JSON-Schema Compatibility Checking

We can validate against a JSON Schema (json_schema) and generate one (action_lint/schema) but could not answer “will a consumer on the old schema still read data written under the new schema?” — i.e. classify changes (added-required field, removed field, narrowed type, removed enum value) under the Confluent/Avro backward / forward / full rules. This adds that classifier.

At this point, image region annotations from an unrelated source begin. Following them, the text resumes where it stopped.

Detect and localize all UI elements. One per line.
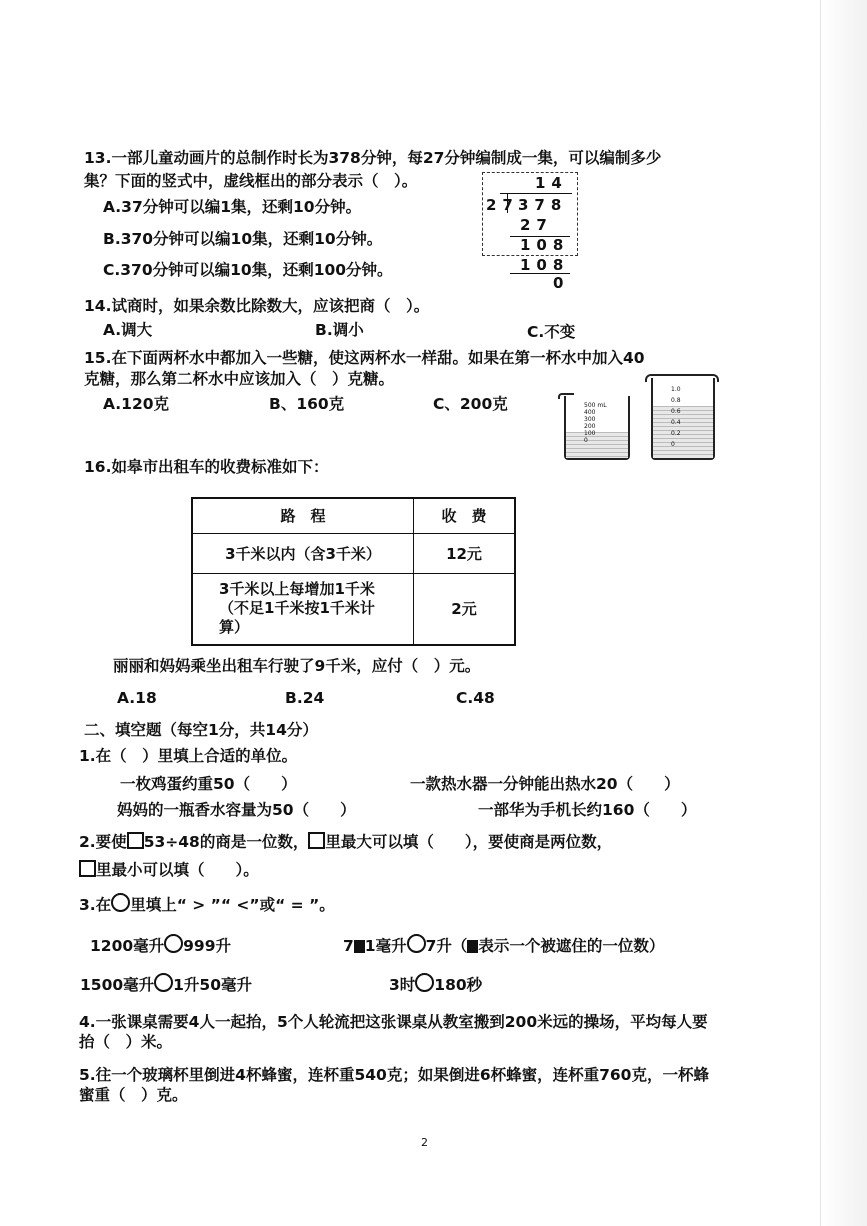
division-quotient: 14: [535, 174, 568, 192]
header-fee: 收 费: [414, 498, 516, 533]
q16-option-c: C.48: [456, 689, 495, 707]
s2-q3-item4: 3时 180秒: [389, 973, 482, 995]
s2-q5-line1: 5.往一个玻璃杯里倒进4杯蜂蜜，连杯重540克；如果倒进6杯蜂蜜，连杯重760克，一杯蜂: [79, 1066, 709, 1084]
header-distance: 路 程: [192, 498, 414, 533]
q13-option-a: A.37分钟可以编1集，还剩10分钟。: [103, 198, 362, 216]
q14-option-a: A.调大: [103, 321, 153, 339]
s2-q4-line1: 4.一张课桌需要4人一起抬，5个人轮流把这张课桌从教室搬到200米远的操场，平均每人要: [79, 1013, 708, 1031]
q15-option-c: C、200克: [433, 395, 508, 413]
q16-option-b: B.24: [285, 689, 325, 707]
fee-table: [191, 497, 516, 646]
q13-line2: 集？下面的竖式中，虚线框出的部分表示（ ）。: [84, 172, 418, 190]
q14-option-b: B.调小: [315, 321, 364, 339]
s2-q3-item3: 1500毫升 1升50毫升: [80, 973, 252, 995]
beaker-1-scale: 500 mL 400 300 200 100 0: [584, 402, 607, 444]
fee-table-header: [192, 498, 515, 533]
fee-table-row: [192, 573, 515, 645]
s2-q1-item4: 一部华为手机长约160（ ）: [478, 801, 697, 819]
row1-fee: 12元: [414, 533, 516, 573]
beaker-1: [564, 396, 630, 460]
s2-q1-item1: 一枚鸡蛋约重50（ ）: [120, 775, 297, 793]
division-step2: 108: [520, 236, 570, 254]
division-bar: [500, 193, 572, 194]
fee-table-row: [192, 533, 515, 573]
q16-stem: 16.如皋市出租车的收费标准如下：: [84, 458, 329, 476]
division-remainder: 0: [553, 274, 570, 292]
s2-q1-stem: 1.在（ ）里填上合适的单位。: [79, 747, 298, 765]
division-step3: 108: [520, 256, 570, 274]
row2-distance: 3千米以上每增加1千米（不足1千米按1千米计算）: [192, 573, 414, 645]
q16-question: 丽丽和妈妈乘坐出租车行驶了9千米，应付（ ）元。: [113, 657, 481, 675]
q15-option-a: A.120克: [103, 395, 170, 413]
blank-circle: [164, 934, 183, 953]
section2-title: 二、填空题（每空1分，共14分）: [84, 721, 318, 739]
q13-line1: 13.一部儿童动画片的总制作时长为378分钟，每27分钟编制成一集，可以编制多少: [84, 149, 662, 167]
row1-distance: 3千米以内（含3千米）: [192, 533, 414, 573]
q14-option-c: C.不变: [527, 323, 576, 341]
division-divisor: 27: [486, 196, 519, 214]
hidden-digit-block: [467, 940, 478, 953]
blank-square: [127, 832, 144, 849]
blank-square: [308, 832, 325, 849]
s2-q2-line1: 2.要使 53÷48的商是一位数， 里最大可以填（ ），要使商是两位数，: [79, 833, 613, 851]
row2-fee: 2元: [414, 573, 516, 645]
q15-option-b: B、160克: [269, 395, 345, 413]
beaker-1-spout: [558, 393, 574, 399]
division-dividend: 378: [518, 196, 568, 214]
s2-q5-line2: 蜜重（ ）克。: [79, 1086, 188, 1104]
s2-q3-stem: 3.在 里填上“ > ”“ <”或“ = ”。: [79, 893, 335, 915]
q15-line1: 15.在下面两杯水中都加入一些糖，使这两杯水一样甜。如果在第一杯水中加入40: [84, 349, 645, 367]
blank-circle: [407, 934, 426, 953]
q13-option-c: C.370分钟可以编10集，还剩100分钟。: [103, 261, 393, 279]
q16-option-a: A.18: [117, 689, 157, 707]
s2-q3-item2: 7 1毫升 7升（ 表示一个被遮住的一位数）: [343, 934, 664, 956]
hidden-digit-block: [354, 940, 365, 953]
s2-q1-item2: 一款热水器一分钟能出热水20（ ）: [410, 775, 680, 793]
s2-q1-item3: 妈妈的一瓶香水容量为50（ ）: [117, 801, 356, 819]
page-number: 2: [421, 1136, 428, 1149]
beaker-2-scale: 1.0 0.8 0.6 0.4 0.2 0: [671, 386, 681, 448]
s2-q3-item1: 1200毫升 999升: [90, 934, 231, 956]
beaker-2: [651, 378, 715, 460]
blank-circle: [154, 973, 173, 992]
q15-line2: 克糖，那么第二杯水中应该加入（ ）克糖。: [84, 370, 395, 388]
blank-circle: [415, 973, 434, 992]
beaker-2-water: [653, 406, 713, 458]
q14-stem: 14.试商时，如果余数比除数大，应该把商（ ）。: [84, 297, 430, 315]
blank-circle: [111, 893, 130, 912]
page-edge: [820, 0, 867, 1226]
q13-option-b: B.370分钟可以编10集，还剩10分钟。: [103, 230, 383, 248]
s2-q2-line2: 里最小可以填（ ）。: [79, 860, 259, 880]
division-step1: 27: [520, 216, 553, 234]
blank-square: [79, 860, 96, 877]
beaker-2-rim: [645, 374, 719, 382]
s2-q4-line2: 抬（ ）米。: [79, 1033, 173, 1051]
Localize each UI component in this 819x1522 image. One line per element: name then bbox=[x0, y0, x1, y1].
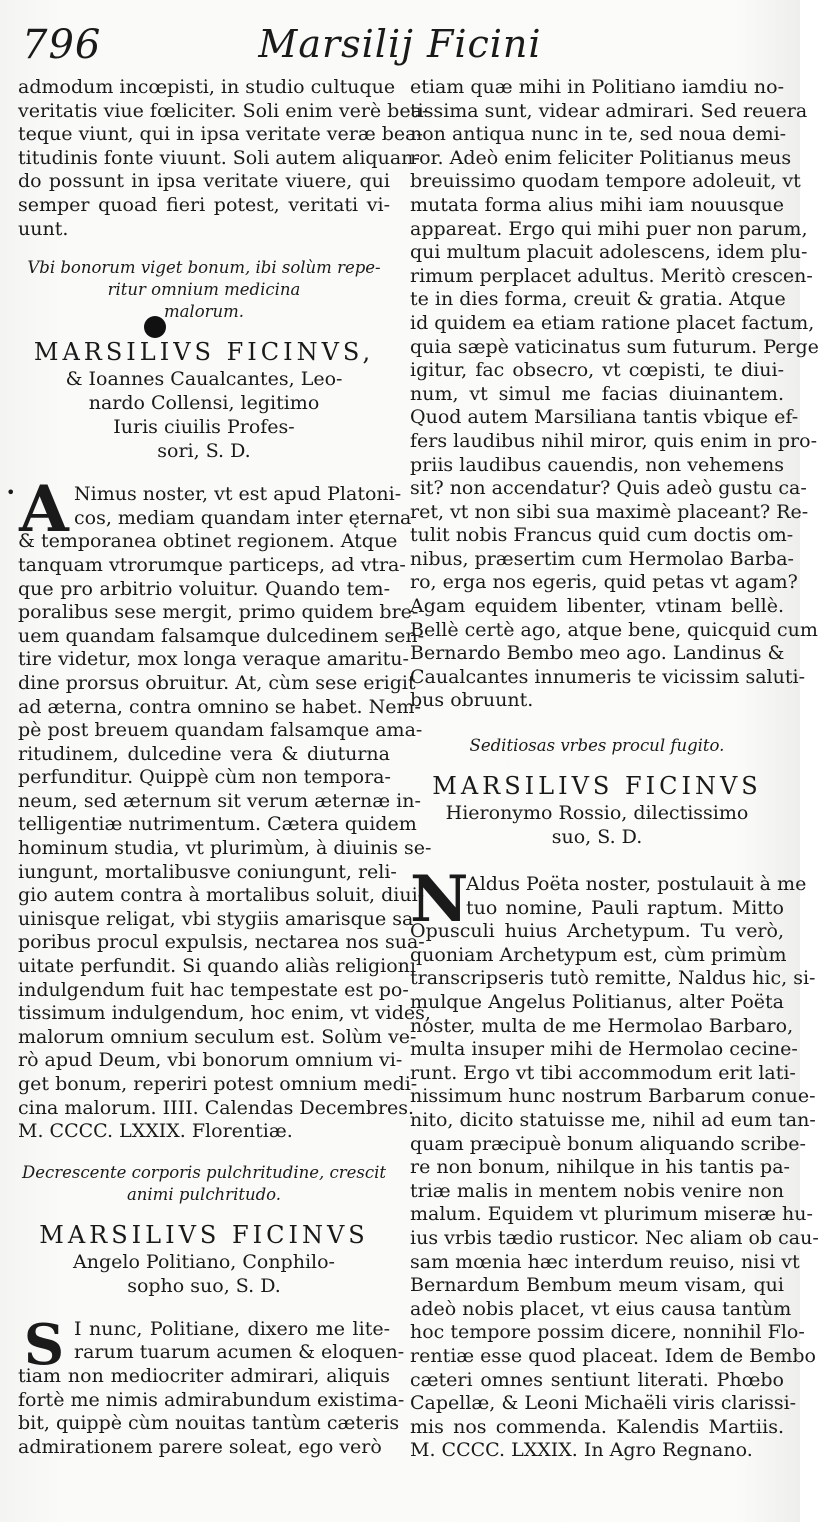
text-line: nissimum hunc nostrum Barbarum conue- bbox=[410, 1085, 816, 1108]
text-line: quoniam Archetypum est, cùm primùm bbox=[410, 943, 787, 966]
text-line: noster, multa de me Hermolao Barbaro, bbox=[410, 1014, 794, 1037]
text-line: bus obruunt. bbox=[410, 689, 534, 712]
text-line: tiam non mediocriter admirari, aliquis bbox=[18, 1364, 390, 1387]
text-line: veritatis viue fœliciter. Soli enim verè bea- bbox=[18, 99, 429, 122]
text-line: mulque Angelus Politianus, alter Poëta bbox=[410, 991, 784, 1013]
text-line: quia sæpè vaticinatus sum futurum. Perge bbox=[410, 335, 819, 358]
text-line: mis nos commenda. Kalendis Martiis. bbox=[410, 1415, 784, 1438]
text-line: rò apud Deum, vbi bonorum omnium vi- bbox=[18, 1049, 403, 1072]
left-column bbox=[6, 76, 432, 1459]
text-line: rentiæ esse quod placeat. Idem de Bembo bbox=[410, 1344, 816, 1367]
text-line: pè post breuem quandam falsamque ama- bbox=[18, 719, 423, 742]
right-column bbox=[410, 76, 819, 1463]
text-line: sam mœnia hæc interdum reuiso, nisi vt bbox=[410, 1250, 800, 1273]
text-line: tissimum indulgendum, hoc enim, vt vides, bbox=[18, 1002, 431, 1025]
motto bbox=[18, 257, 390, 323]
text-line: ad æterna, contra omnino se habet. Nem- bbox=[18, 695, 421, 718]
recipient-line: Hieronymo Rossio, dilectissimo bbox=[445, 802, 749, 825]
text-line: Bernardo Bembo meo ago. Landinus & bbox=[410, 642, 785, 665]
running-head bbox=[18, 18, 782, 74]
text-line: poribus procul expulsis, nectarea nos sua- bbox=[18, 931, 425, 954]
text-line: uinisque religat, vbi stygiis amarisque sa- bbox=[18, 907, 420, 930]
text-line: etiam quæ mihi in Politiano iamdiu no- bbox=[410, 76, 784, 98]
recipient-line: Iuris ciuilis Profes- bbox=[113, 416, 295, 439]
text-line: cina malorum. IIII. Calendas Decembres. bbox=[18, 1096, 415, 1119]
text-line: qui multum placuit adolescens, idem plu- bbox=[410, 241, 808, 264]
text-line: ro, erga nos egeris, quid petas vt agam? bbox=[410, 571, 798, 594]
text-line: tanquam vtrorumque particeps, ad vtra- bbox=[18, 553, 406, 576]
text-line: Opusculi huius Archetypum. Tu verò, bbox=[410, 920, 784, 943]
recipient-line: suo, S. D. bbox=[551, 826, 643, 849]
letter-body bbox=[6, 472, 432, 1144]
recipient-line: Angelo Politiano, Conphilo- bbox=[73, 1250, 335, 1273]
drop-cap-initial: N bbox=[410, 862, 469, 938]
text-line: malum. Equidem vt plurimum miseræ hu- bbox=[410, 1203, 813, 1226]
text-line: rimum perplacet adultus. Meritò crescen- bbox=[410, 264, 813, 287]
text-line: priis laudibus cauendis, non vehemens bbox=[410, 453, 784, 476]
text-line: indulgendum fuit hac tempestate est po- bbox=[18, 978, 409, 1001]
text-line: telligentiæ nutrimentum. Cætera quidem bbox=[18, 813, 417, 836]
text-line: tire videtur, mox longa veraque amaritu- bbox=[18, 648, 409, 671]
text-line: Quod autem Marsiliana tantis vbique ef- bbox=[410, 406, 799, 429]
text-line: fers laudibus nihil miror, quis enim in pro- bbox=[410, 429, 817, 452]
text-line: mutata forma alius mihi iam nouusque bbox=[410, 193, 784, 216]
text-line: M. CCCC. LXXIX. Florentiæ. bbox=[18, 1120, 293, 1143]
recipient-line: nardo Collensi, legitimo bbox=[88, 392, 320, 415]
text-line: tulit nobis Francus quid cum doctis om- bbox=[410, 524, 794, 547]
letter-sender: MARSILIVS FICINVS, bbox=[33, 338, 375, 367]
text-line: num, vt simul me facias diuinantem. bbox=[410, 382, 784, 405]
text-line: appareat. Ergo qui mihi puer non parum, bbox=[410, 217, 808, 240]
margin-mark: • bbox=[6, 483, 16, 503]
text-line: quam præcipuè bonum aliquando scribe- bbox=[410, 1132, 806, 1155]
text-line: igitur, fac obsecro, vt cœpisti, te diui- bbox=[410, 359, 784, 382]
text-line: multa insuper mihi de Hermolao cecine- bbox=[410, 1038, 798, 1061]
continuation-text bbox=[410, 76, 819, 713]
text-line: tuo nomine, Pauli raptum. Mitto bbox=[466, 896, 784, 919]
text-line: neum, sed æternum sit verum æternæ in- bbox=[18, 789, 421, 812]
text-line: admirationem parere soleat, ego verò bbox=[18, 1435, 382, 1458]
drop-cap-initial: S bbox=[23, 1311, 65, 1378]
text-line: iungunt, mortalibusve coniungunt, reli- bbox=[18, 860, 397, 883]
text-line: fortè me nimis admirabundum existima- bbox=[18, 1388, 405, 1411]
text-line: perfunditur. Quippè cùm non tempora- bbox=[18, 766, 391, 789]
text-line: uunt. bbox=[18, 217, 69, 240]
text-line: tissima sunt, videar admirari. Sed reuera bbox=[410, 99, 808, 122]
text-line: Nimus noster, vt est apud Platoni- bbox=[74, 483, 402, 506]
text-line: malorum omnium seculum est. Solùm ve- bbox=[18, 1025, 417, 1048]
text-line: ret, vt non sibi sua maximè placeant? Re- bbox=[410, 500, 809, 523]
letter-heading bbox=[18, 337, 390, 463]
text-line: bit, quippè cùm nouitas tantùm cæteris bbox=[18, 1412, 400, 1435]
letter-heading bbox=[410, 771, 784, 849]
motto-line: ritur omnium medicina bbox=[107, 280, 301, 300]
text-line: uem quandam falsamque dulcedinem sen- bbox=[18, 624, 425, 647]
text-line: dine prorsus obruitur. At, cùm sese erigit bbox=[18, 671, 416, 694]
text-line: teque viunt, qui in ipsa veritate veræ bea- bbox=[18, 123, 423, 146]
text-line: poralibus sese mergit, primo quidem bre- bbox=[18, 601, 419, 624]
motto-line: Seditiosas vrbes procul fugito. bbox=[469, 736, 725, 756]
ink-blot bbox=[144, 316, 166, 338]
text-line: ius vrbis tædio rusticor. Nec aliam ob cau- bbox=[410, 1226, 819, 1249]
letter-sender: MARSILIVS FICINVS bbox=[39, 1220, 369, 1249]
text-line: nibus, præsertim cum Hermolao Barba- bbox=[410, 547, 794, 570]
text-line: non antiqua nunc in te, sed noua demi- bbox=[410, 123, 787, 146]
running-title: Marsilij Ficini bbox=[258, 22, 542, 66]
recipient-line: sopho suo, S. D. bbox=[127, 1274, 281, 1297]
text-line: do possunt in ipsa veritate viuere, qui bbox=[18, 170, 390, 193]
text-line: rarum tuarum acumen & eloquen- bbox=[74, 1341, 405, 1364]
text-line: te in dies forma, creuit & gratia. Atque bbox=[410, 288, 786, 311]
text-line: hoc tempore possim dicere, nonnihil Flo- bbox=[410, 1321, 805, 1344]
text-line: cæteri omnes sentiunt literati. Phœbo bbox=[410, 1368, 784, 1391]
text-line: nito, dicito statuisse me, nihil ad eum tan- bbox=[410, 1108, 816, 1131]
motto bbox=[410, 735, 784, 757]
text-line: breuissimo quodam tempore adoleuit, vt bbox=[410, 170, 801, 193]
text-line: & temporanea obtinet regionem. Atque bbox=[18, 530, 398, 553]
text-line: Capellæ, & Leoni Michaëli viris clarissi- bbox=[410, 1392, 797, 1415]
text-line: ror. Adeò enim feliciter Politianus meus bbox=[410, 146, 792, 169]
text-line: uitate perfundit. Si quando aliàs religioni bbox=[18, 955, 416, 978]
text-line: Bernardum Bembum meum visam, qui bbox=[410, 1274, 784, 1297]
recipient-line: sori, S. D. bbox=[157, 440, 251, 463]
text-line: adeò nobis placet, vt eius causa tantùm bbox=[410, 1297, 792, 1320]
text-line: Agam equidem libenter, vtinam bellè. bbox=[410, 595, 784, 618]
text-line: transcripseris tutò remitte, Naldus hic, si- bbox=[410, 967, 816, 990]
motto bbox=[18, 1162, 390, 1206]
motto-line: malorum. bbox=[163, 302, 245, 322]
text-line: I nunc, Politiane, dixero me lite- bbox=[74, 1317, 390, 1340]
text-line: titudinis fonte viuunt. Soli autem aliquan- bbox=[18, 146, 420, 169]
motto-line: animi pulchritudo. bbox=[126, 1184, 282, 1204]
letter-body bbox=[410, 862, 819, 1463]
text-line: get bonum, reperiri potest omnium medi- bbox=[18, 1073, 418, 1095]
text-line: Caualcantes innumeris te vicissim saluti- bbox=[410, 665, 805, 688]
text-line: que pro arbitrio voluitur. Quando tem- bbox=[18, 577, 390, 600]
text-line: gio autem contra à mortalibus soluit, diui- bbox=[18, 884, 425, 907]
text-line: re non bonum, nihilque in his tantis pa- bbox=[410, 1156, 790, 1179]
text-line: semper quoad fieri potest, veritati vi- bbox=[18, 193, 390, 216]
continuation-text bbox=[18, 76, 429, 241]
drop-cap-initial: A bbox=[19, 472, 69, 548]
text-line: hominum studia, vt plurimùm, à diuinis se- bbox=[18, 837, 432, 860]
motto-line: Vbi bonorum viget bonum, ibi solùm repe- bbox=[27, 258, 381, 278]
page-number: 796 bbox=[22, 22, 102, 68]
text-line: triæ malis in mentem nobis venire non bbox=[410, 1179, 784, 1202]
recipient-line: & Ioannes Caualcantes, Leo- bbox=[65, 368, 343, 391]
text-line: ritudinem, dulcedine vera & diuturna bbox=[18, 742, 390, 765]
motto-line: Decrescente corporis pulchritudine, crescit bbox=[21, 1162, 387, 1182]
text-line: admodum incœpisti, in studio cultuque bbox=[18, 76, 396, 98]
letter-body bbox=[18, 1311, 405, 1460]
text-line: Bellè certè ago, atque bene, quicquid cum bbox=[410, 618, 818, 641]
text-line: runt. Ergo vt tibi accommodum erit lati- bbox=[410, 1061, 796, 1084]
text-line: cos, mediam quandam inter ęterna bbox=[74, 506, 412, 529]
letter-sender: MARSILIVS FICINVS bbox=[432, 772, 762, 801]
text-line: M. CCCC. LXXIX. In Agro Regnano. bbox=[410, 1439, 753, 1462]
letter-heading bbox=[18, 1220, 390, 1298]
text-line: sit? non accendatur? Quis adeò gustu ca- bbox=[410, 477, 807, 500]
text-line: Aldus Poëta noster, postulauit à me bbox=[466, 873, 807, 896]
text-line: id quidem ea etiam ratione placet factum, bbox=[410, 311, 815, 334]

Scope: the object-schema subset json_schema understands — properties / required / type / enum. Pure standard library; imports no PySide6. Each function is pure (two schema dicts in, report out), so it is fully deterministic in CI.

Headless API

from je_auto_control import (
    check_compatibility, is_backward_compatible, diff_schemas,
)

report = check_compatibility(old_schema, new_schema, mode="backward")
# {"compatible": False, "mode": "backward",
#  "changes": [...], "breaking": [{"path": "email", "kind": "field_added",
#                                  "breaks": ["backward"]}]}

if not is_backward_compatible(old_schema, new_schema):
    block_release()

diff_schemas classifies every change as a SchemaChange (path, kind, breaks). Backward-breaking changes include a new required field, a narrowed type, and a removed enum value; forward-breaking changes include a removed required field, a widened type, and an added enum value. check_compatibility filters those by mode (backward / forward / full); is_backward_compatible / is_forward_compatible / is_full_compatible are boolean shortcuts.

Executor command

AC_check_compatibility takes old / new schemas and an optional mode and returns {compatible, mode, changes, breaking}. It is exposed as the MCP tool ac_check_compatibility and as a Script Builder command under Data.